Niecodzienny finał awarii wodociągowej w dolnośląskiej Głuszycy. W czasie prac ziemnych trafiono na podziemny tunel. Ze wstępnych ustaleń wynika, że to przedwojenny kolektor ściekowy. Obudowanego, liczącego blisko dwa metry szerokości i tyle samo wysokości kanału prawdopodobnie nie ma na planach, którymi dziś dysponują urzędnicy czy wodociągi.
Na miejsce wezwano służby. Strażacy sprawdzili między innymi to, czy w tunelu nie gromadzi się gaz.
Po oględzinach ustalono, że z jednej strony w kanale jest zapadlisko, z drugiej strony tunel jest drożny i prawdopodobnie prowadzi do rzeki Bystrzyca.
W przeszłości prawdopodobnie łączył rzekę z istniejącymi w Głuszycy zakładami.
W wyniku awarii blisko pół tysiąca mieszkańców miasteczka pozbawionych zostało wody bieżącej.

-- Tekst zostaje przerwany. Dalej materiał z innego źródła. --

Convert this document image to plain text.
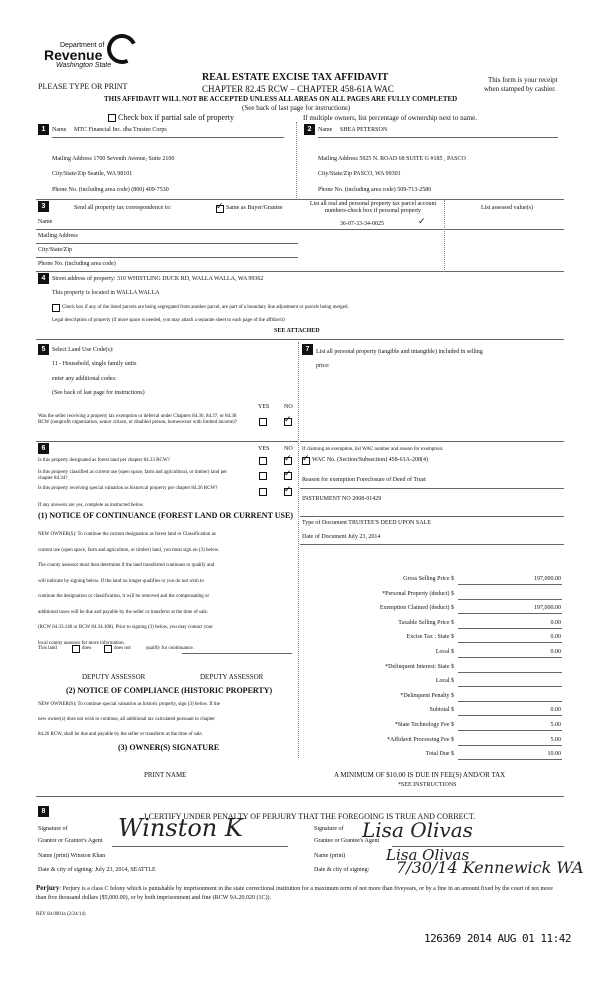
Department of
Revenue
Washington State
PLEASE TYPE OR PRINT
REAL ESTATE EXCISE TAX AFFIDAVIT
CHAPTER 82.45 RCW – CHAPTER 458-61A WAC
THIS AFFIDAVIT WILL NOT BE ACCEPTED UNLESS ALL AREAS ON ALL PAGES ARE FULLY COMPLETED
(See back of last page for instructions)
This form is your receipt
when stamped by cashier.
Check box if partial sale of property	If multiple owners, list percentage of ownership next to name.
1	Name MTC Financial Inc. dba Trustee Corps
Mailing Address 1700 Seventh Avenue, Suite 2100
City/State/Zip Seattle, WA 98101
Phone No. (including area code) (800) 409-7530
2	Name SHEA PETERSON
Mailing Address 5025 N. ROAD 68 SUITE G #185 , PASCO
City/State/Zip PASCO, WA 99301
Phone No. (including area code) 509-713-2580
3	Send all property tax correspondence to:
✓	Same as Buyer/Grantee
List all real and personal property tax parcel account numbers-check box if personal property	List assessed value(s)
Name	36-07-33-34-0025	✓
Mailing Address
City/State/Zip
Phone No. (including area code)
4	Street address of property: 310 WHISTLING DUCK RD, WALLA WALLA, WA 99362
This property is located in WALLA WALLA
Check box if any of the listed parcels are being segregated from another parcel, are part of a boundary line adjustment or parcels being merged.
Legal description of property (if more space is needed, you may attach a separate sheet to each page of the affidavit)
SEE ATTACHED
5	Select Land Use Code(s):
11 - Household, single family units
enter any additional codes:
(See back of last page for instructions)
YES NO
Was the seller receiving a property tax exemption or deferral under Chapters 84.36, 84.37, or 84.38 RCW (nonprofit organization, senior citizen, or disabled person, homeowner with limited income)?
✓
7	List all personal property (tangible and intangible) included in selling
price:
6	YES NO
Is this property designated as forest land per chapter 84.33 RCW?
✓
Is this property classified as current use (open space, farm and agricultural, or timber) land per chapter 84.34?
✓
Is this property receiving special valuation as historical property per chapter 84.26 RCW?
✓
If any answers are yes, complete as instructed below.
(1) NOTICE OF CONTINUANCE (FOREST LAND OR CURRENT USE)
NEW OWNER(S): To continue the current designation as forest land or Classification as
current use (open space, farm and agriculture, or timber) land, you must sign on (3) below.
The county assessor must then determine if the land transferred continues to qualify and
will indicate by signing below. If the land no longer qualifies or you do not wish to
continue the designation or classification, it will be removed and the compensating or
additional taxes will be due and payable by the seller or transferor at the time of sale.
(RCW 84.33.140 or RCW 84.34.108). Prior to signing (3) below, you may contact your
local county assessor for more information.
This land	does	does not	qualify for continuance.
DEPUTY ASSESSOR	DEPUTY ASSESSOR
(2) NOTICE OF COMPLIANCE (HISTORIC PROPERTY)
NEW OWNER(S): To continue special valuation as historic property, sign (3) below. If the
new owner(s) does not wish to continue, all additional tax calculated pursuant to chapter
84.26 RCW, shall be due and payable by the seller or transferor at the time of sale.
(3) OWNER(S) SIGNATURE
PRINT NAME
If claiming an exemption, list WAC number and reason for exemption:
✓
WAC No. (Section/Subsection) 458-61A-208(4)
Reason for exemption Foreclosure of Deed of Trust
INSTRUMENT NO 2008-01429
Type of Document TRUSTEE'S DEED UPON SALE
Date of Document July 23, 2014
Gross Selling Price $	197,000.00
*Personal Property (deduct) $
Exemption Claimed (deduct) $	197,000.00
Taxable Selling Price $	0.00
Excise Tax : State $	0.00
Local $	0.00
*Delinquent Interest: State $
Local $
*Delinquent Penalty $
Subtotal $	0.00
*State Technology Fee $	5.00
*Affidavit Processing Fee $	5.00
Total Due $	10.00
A MINIMUM OF $10.00 IS DUE IN FEE(S) AND/OR TAX
*SEE INSTRUCTIONS
8
I CERTIFY UNDER PENALTY OF PERJURY THAT THE FOREGOING IS TRUE AND CORRECT.
Signature of
Grantor or Grantor's Agent Winston K
Name (print) Winston Khan
Date & city of signing: July 23, 2014, SEATTLE
Signature of
Grantee or Grantee's Agent
Lisa Olivas
Name (print)	Lisa Olivas
Date & city of signing: 7/30/14 Kennewick WA
Perjury: Perjury is a class C felony which is punishable by imprisonment in the state correctional institution for a maximum term of not more than fiveyears, or by a fine in an amount fixed by the court of not more than five thousand dollars ($5,000.00), or by both imprisonment and fine (RCW 9A.20.020 (1C)).
REV 84 0001a (2/24/14)
126369 2014 AUG 01 11:42
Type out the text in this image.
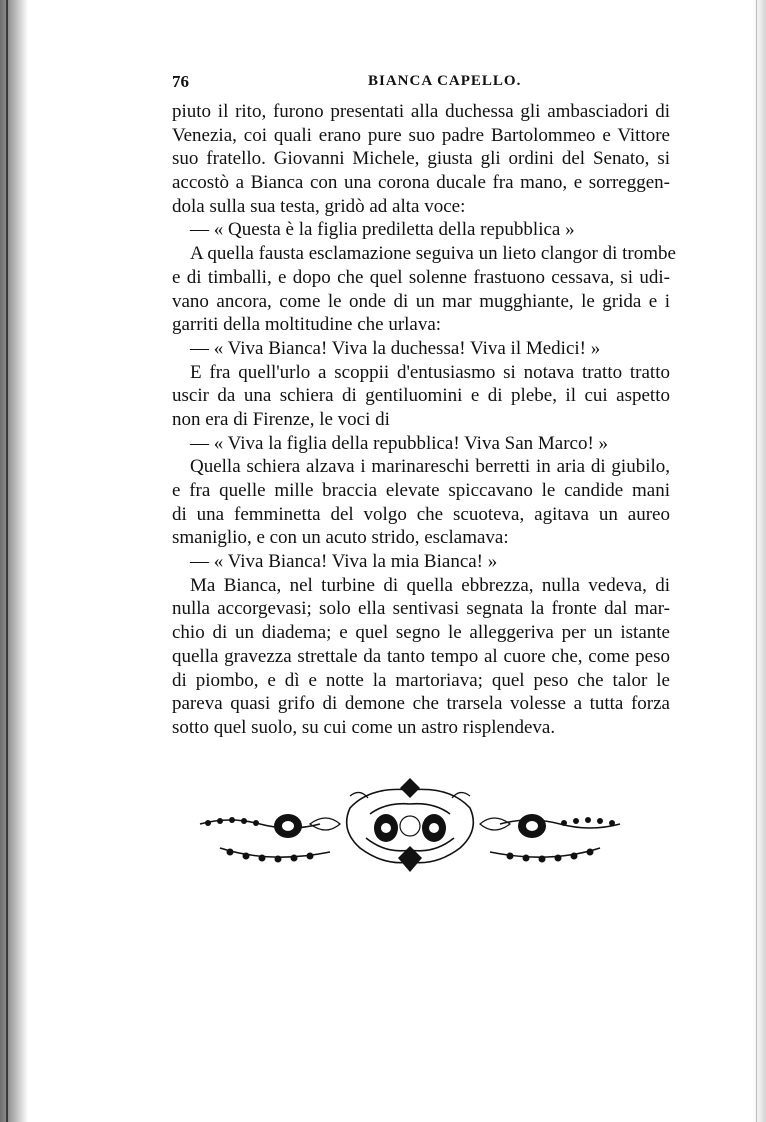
76	BIANCA CAPELLO.
piuto il rito, furono presentati alla duchessa gli ambasciadori di
Venezia, coi quali erano pure suo padre Bartolommeo e Vittore
suo fratello. Giovanni Michele, giusta gli ordini del Senato, si
accostò a Bianca con una corona ducale fra mano, e sorreggen-
dola sulla sua testa, gridò ad alta voce:
— « Questa è la figlia prediletta della repubblica »
A quella fausta esclamazione seguiva un lieto clangor di trombe
e di timballi, e dopo che quel solenne frastuono cessava, si udi-
vano ancora, come le onde di un mar mugghiante, le grida e i
garriti della moltitudine che urlava:
— « Viva Bianca! Viva la duchessa! Viva il Medici! »
E fra quell'urlo a scoppii d'entusiasmo si notava tratto tratto
uscir da una schiera di gentiluomini e di plebe, il cui aspetto
non era di Firenze, le voci di
— « Viva la figlia della repubblica! Viva San Marco! »
Quella schiera alzava i marinareschi berretti in aria di giubilo,
e fra quelle mille braccia elevate spiccavano le candide mani
di una femminetta del volgo che scuoteva, agitava un aureo
smaniglio, e con un acuto strido, esclamava:
— « Viva Bianca! Viva la mia Bianca! »
Ma Bianca, nel turbine di quella ebbrezza, nulla vedeva, di
nulla accorgevasi; solo ella sentivasi segnata la fronte dal mar-
chio di un diadema; e quel segno le alleggeriva per un istante
quella gravezza strettale da tanto tempo al cuore che, come peso
di piombo, e dì e notte la martoriava; quel peso che talor le
pareva quasi grifo di demone che trarsela volesse a tutta forza
sotto quel suolo, su cui come un astro risplendeva.
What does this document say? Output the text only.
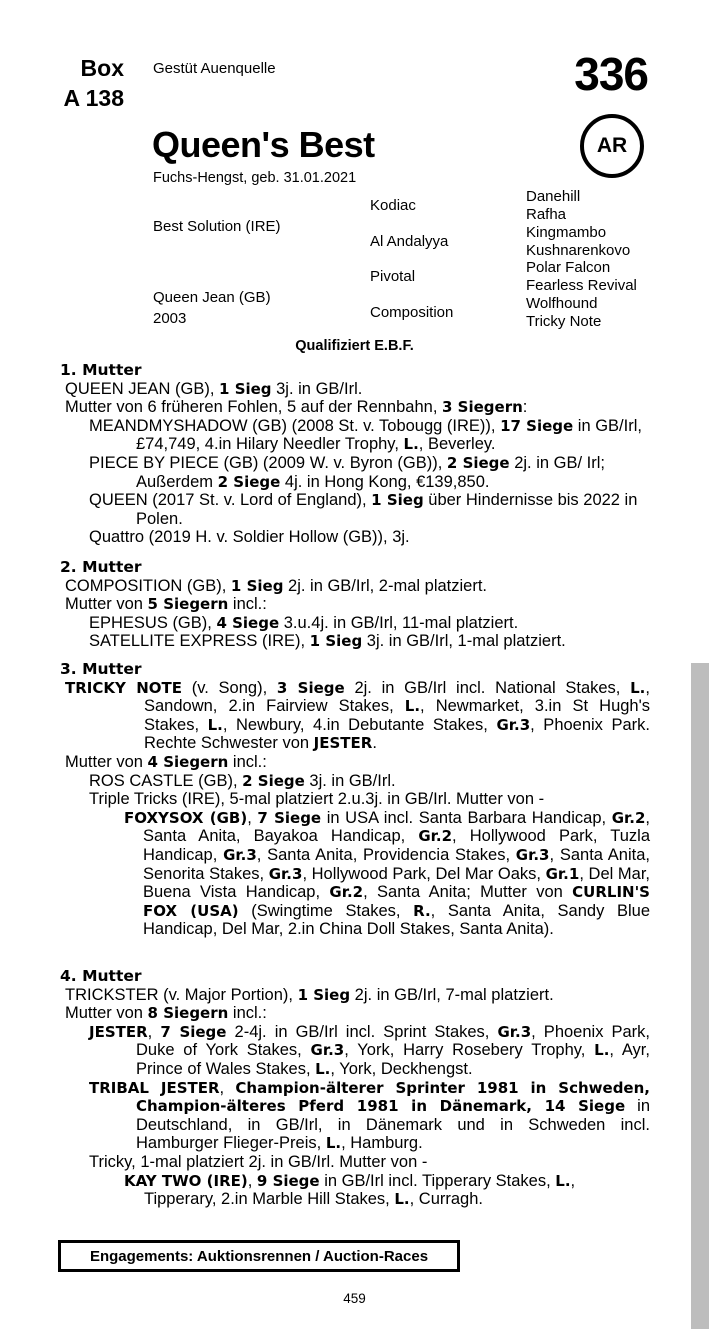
Box
A 138
Gestüt Auenquelle	336
Queen's Best
Fuchs-Hengst, geb. 31.01.2021
AR
Best Solution (IRE)
Queen Jean (GB)
2003
Kodiac
Al Andalyya
Pivotal
Composition
Danehill
Rafha
Kingmambo
Kushnarenkovo
Polar Falcon
Fearless Revival
Wolfhound
Tricky Note
Qualifiziert E.B.F.
1. Mutter

QUEEN JEAN (GB), 1 Sieg 3j. in GB/Irl.

Mutter von 6 früheren Fohlen, 5 auf der Rennbahn, 3 Siegern:

MEANDMYSHADOW (GB) (2008 St. v. Tobougg (IRE)), 17 Siege in GB/Irl, £74,749, 4.in Hilary Needler Trophy, L., Beverley.

PIECE BY PIECE (GB) (2009 W. v. Byron (GB)), 2 Siege 2j. in GB/ Irl; Außerdem 2 Siege 4j. in Hong Kong, €139,850.

QUEEN (2017 St. v. Lord of England), 1 Sieg über Hindernisse bis 2022 in Polen.

Quattro (2019 H. v. Soldier Hollow (GB)), 3j.

2. Mutter

COMPOSITION (GB), 1 Sieg 2j. in GB/Irl, 2-mal platziert.

Mutter von 5 Siegern incl.:

EPHESUS (GB), 4 Siege 3.u.4j. in GB/Irl, 11-mal platziert.

SATELLITE EXPRESS (IRE), 1 Sieg 3j. in GB/Irl, 1-mal platziert.

3. Mutter

TRICKY NOTE (v. Song), 3 Siege 2j. in GB/Irl incl. National Stakes, L., Sandown, 2.in Fairview Stakes, L., Newmarket, 3.in St Hugh's Stakes, L., Newbury, 4.in Debutante Stakes, Gr.3, Phoenix Park. Rechte Schwester von JESTER.

Mutter von 4 Siegern incl.:

ROS CASTLE (GB), 2 Siege 3j. in GB/Irl.

Triple Tricks (IRE), 5-mal platziert 2.u.3j. in GB/Irl. Mutter von -

FOXYSOX (GB), 7 Siege in USA incl. Santa Barbara Handicap, Gr.2, Santa Anita, Bayakoa Handicap, Gr.2, Hollywood Park, Tuzla Handicap, Gr.3, Santa Anita, Providencia Stakes, Gr.3, Santa Anita, Senorita Stakes, Gr.3, Hollywood Park, Del Mar Oaks, Gr.1, Del Mar, Buena Vista Handicap, Gr.2, Santa Anita; Mutter von CURLIN'S FOX (USA) (Swingtime Stakes, R., Santa Anita, Sandy Blue Handicap, Del Mar, 2.in China Doll Stakes, Santa Anita).

4. Mutter

TRICKSTER (v. Major Portion), 1 Sieg 2j. in GB/Irl, 7-mal platziert.

Mutter von 8 Siegern incl.:

JESTER, 7 Siege 2-4j. in GB/Irl incl. Sprint Stakes, Gr.3, Phoenix Park, Duke of York Stakes, Gr.3, York, Harry Rosebery Trophy, L., Ayr, Prince of Wales Stakes, L., York, Deckhengst.

TRIBAL JESTER, Champion-älterer Sprinter 1981 in Schweden, Champion-älteres Pferd 1981 in Dänemark, 14 Siege in Deutschland, in GB/Irl, in Dänemark und in Schweden incl. Hamburger Flieger-Preis, L., Hamburg.

Tricky, 1-mal platziert 2j. in GB/Irl. Mutter von -

KAY TWO (IRE), 9 Siege in GB/Irl incl. Tipperary Stakes, L., Tipperary, 2.in Marble Hill Stakes, L., Curragh.

Engagements: Auktionsrennen / Auction-Races
459
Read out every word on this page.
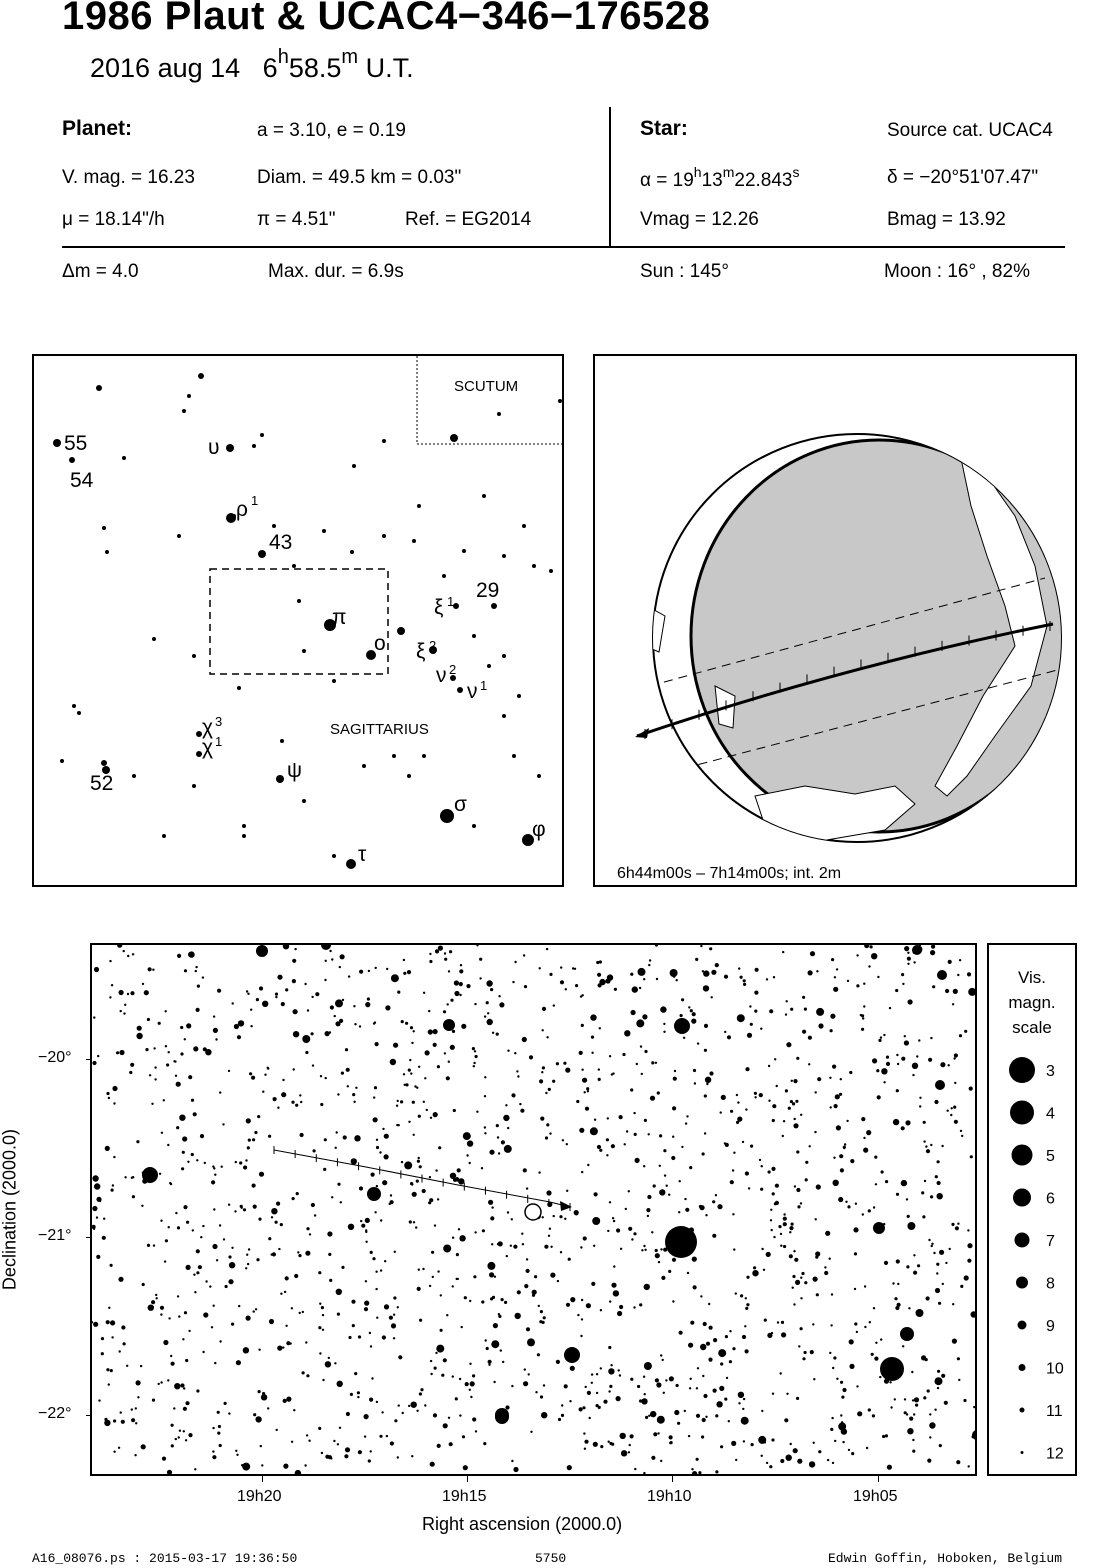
1986 Plaut & UCAC4−346−176528
2016 aug 14 6$^h$58.5$^m$ U.T.
Planet:	a = 3.10, e = 0.19
V. mag. = 16.23	Diam. = 49.5 km = 0.03"
μ = 18.14"/h	π = 4.51"	Ref. = EG2014
Star:	Source cat. UCAC4
$\alpha = 19^h13^m22.843^s$	δ = −20°51'07.47"
Vmag = 12.26	Bmag = 13.92
Δm = 4.0	Max. dur. = 6.9s	Sun : 145°	Moon : 16° , 82%
SCUTUM
SAGITTARIUS
55
54
υ
ρ 1
43
π
ο
ξ 1
ξ 2
29
ν 2
ν 1
χ 3
χ 1
ψ
52
σ
φ
τ
6h44m00s – 7h14m00s; int. 2m
−20°
−21°
−22°
19h20	19h15	19h10	19h05
Right ascension (2000.0)
Declination (2000.0)
Vis.
magn.
scale
3
4
5
6
7
8
9
10
11
12
A16_08076.ps : 2015-03-17 19:36:50	5750	Edwin Goffin, Hoboken, Belgium
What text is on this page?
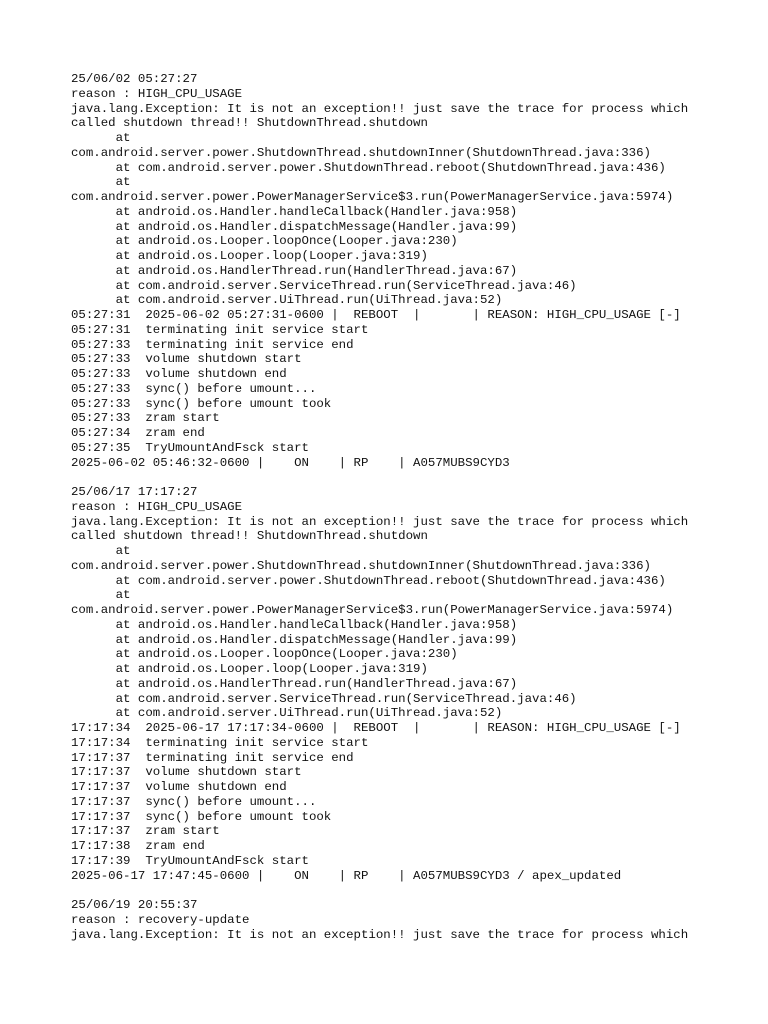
25/06/02 05:27:27
reason : HIGH_CPU_USAGE
java.lang.Exception: It is not an exception!! just save the trace for process which
called shutdown thread!! ShutdownThread.shutdown
at
com.android.server.power.ShutdownThread.shutdownInner(ShutdownThread.java:336)
at com.android.server.power.ShutdownThread.reboot(ShutdownThread.java:436)
at
com.android.server.power.PowerManagerService$3.run(PowerManagerService.java:5974)
at android.os.Handler.handleCallback(Handler.java:958)
at android.os.Handler.dispatchMessage(Handler.java:99)
at android.os.Looper.loopOnce(Looper.java:230)
at android.os.Looper.loop(Looper.java:319)
at android.os.HandlerThread.run(HandlerThread.java:67)
at com.android.server.ServiceThread.run(ServiceThread.java:46)
at com.android.server.UiThread.run(UiThread.java:52)
05:27:31  2025-06-02 05:27:31-0600 |  REBOOT  |       | REASON: HIGH_CPU_USAGE [-]
05:27:31  terminating init service start
05:27:33  terminating init service end
05:27:33  volume shutdown start
05:27:33  volume shutdown end
05:27:33  sync() before umount...
05:27:33  sync() before umount took
05:27:33  zram start
05:27:34  zram end
05:27:35  TryUmountAndFsck start
2025-06-02 05:46:32-0600 |    ON    | RP    | A057MUBS9CYD3
25/06/17 17:17:27
reason : HIGH_CPU_USAGE
java.lang.Exception: It is not an exception!! just save the trace for process which
called shutdown thread!! ShutdownThread.shutdown
at
com.android.server.power.ShutdownThread.shutdownInner(ShutdownThread.java:336)
at com.android.server.power.ShutdownThread.reboot(ShutdownThread.java:436)
at
com.android.server.power.PowerManagerService$3.run(PowerManagerService.java:5974)
at android.os.Handler.handleCallback(Handler.java:958)
at android.os.Handler.dispatchMessage(Handler.java:99)
at android.os.Looper.loopOnce(Looper.java:230)
at android.os.Looper.loop(Looper.java:319)
at android.os.HandlerThread.run(HandlerThread.java:67)
at com.android.server.ServiceThread.run(ServiceThread.java:46)
at com.android.server.UiThread.run(UiThread.java:52)
17:17:34  2025-06-17 17:17:34-0600 |  REBOOT  |       | REASON: HIGH_CPU_USAGE [-]
17:17:34  terminating init service start
17:17:37  terminating init service end
17:17:37  volume shutdown start
17:17:37  volume shutdown end
17:17:37  sync() before umount...
17:17:37  sync() before umount took
17:17:37  zram start
17:17:38  zram end
17:17:39  TryUmountAndFsck start
2025-06-17 17:47:45-0600 |    ON    | RP    | A057MUBS9CYD3 / apex_updated
25/06/19 20:55:37
reason : recovery-update
java.lang.Exception: It is not an exception!! just save the trace for process which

Niecodzienne odkrycie dodatkowo może skomplikować ruch na trasie z Kłodzka do Wałbrzycha.
Tunel przebiega pod drogą wojewódzką 381. Nie wiadomo czy naruszona konstrukcja nie zawali się dalej. W środę będą to oceniać specjaliści.
Na miejscu ma pojawić się inspektor nadzoru budowlanego.